9. Before she started her own foundation, she worked extensively with AmFAR, an organization devoted to AIDS research and prevention. In 1990, she testified before Congress on behalf of the Ryan White CARE Act.

10. In 1992, she appeared on the cover of Vanity Fair holding a condom. Today it looks quite tame, but at the time it was controversial. The press coverage it received got people talking about safe sex, which was exactly what she wanted.


11. She was born with an extra set of lashes and very thick eyebrows. Cinematographers attributed her beauty to those lush lashes and brows.

12. She helped get rid of pay toilets. She first encountered them while campaigning with then-husband, Sen. John Warner, in the late 1970s. When she learned they were quite common all over the country, more often in ladies room than mens, she convinced Warner to sponsor a law banning them in airports and bus and train stations.

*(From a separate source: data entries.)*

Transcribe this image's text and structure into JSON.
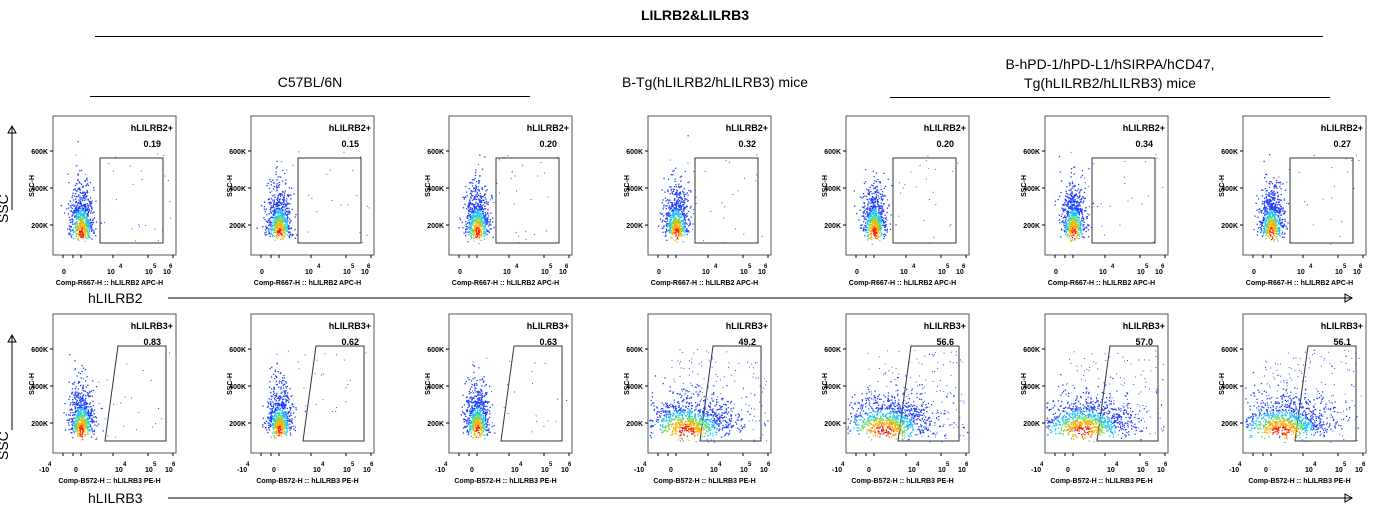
{
  "title": "LILRB2&LILRB3",
  "groups": [
    {
      "label": "C57BL/6N"
    },
    {
      "label": "B-Tg(hLILRB2/hLILRB3) mice"
    },
    {
      "label": "B-hPD-1/hPD-L1/hSIRPA/hCD47,\nTg(hLILRB2/hLILRB3) mice"
    }
  ],
  "row_labels": {
    "y": [
      "SSC",
      "SSC"
    ],
    "x": [
      "hLILRB2",
      "hLILRB3"
    ]
  },
  "chart_data": [
    {
      "type": "scatter",
      "row": "hLILRB2",
      "gate_label": "hLILRB2+",
      "xlabel": "Comp-R667-H :: hLILRB2 APC-H",
      "ylabel": "SSC-H",
      "yticks": [
        "200K",
        "400K",
        "600K"
      ],
      "xticks": [
        "0",
        "10",
        "4",
        "10",
        "5",
        "10",
        "6"
      ],
      "percentages": [
        "0.19",
        "0.15",
        "0.20",
        "0.32",
        "0.20",
        "0.34",
        "0.27"
      ]
    },
    {
      "type": "scatter",
      "row": "hLILRB3",
      "gate_label": "hLILRB3+",
      "xlabel": "Comp-B572-H :: hLILRB3 PE-H",
      "ylabel": "SSC-H",
      "yticks": [
        "200K",
        "400K",
        "600K"
      ],
      "xticks": [
        "-10",
        "4",
        "0",
        "10",
        "4",
        "10",
        "5",
        "10",
        "6"
      ],
      "percentages": [
        "0.83",
        "0.62",
        "0.63",
        "49.2",
        "56.6",
        "57.0",
        "56.1"
      ]
    }
  ]
}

13.  She began taking pain killers for chronic back pain in the 1950s when she was in her 20s. She went into the Betty Ford Clinic in 1983, where she admitted she was addicted to pills and alcohol. She was the first celebrity, after the former First Lady herself, to publicly discuss her rehab at length. In 1988, she relapsed and returned to the Center. She hoped her candor would help educate the public.

Please join us for THURSDAY THIRTEEN. Click here to play along, and to see other interesting compilations of 13 things.




1 comment:

  1. Wow, great facts. I guess those pay toilets would have been in Virginia, since Warner was our senator. I vaguely remember them.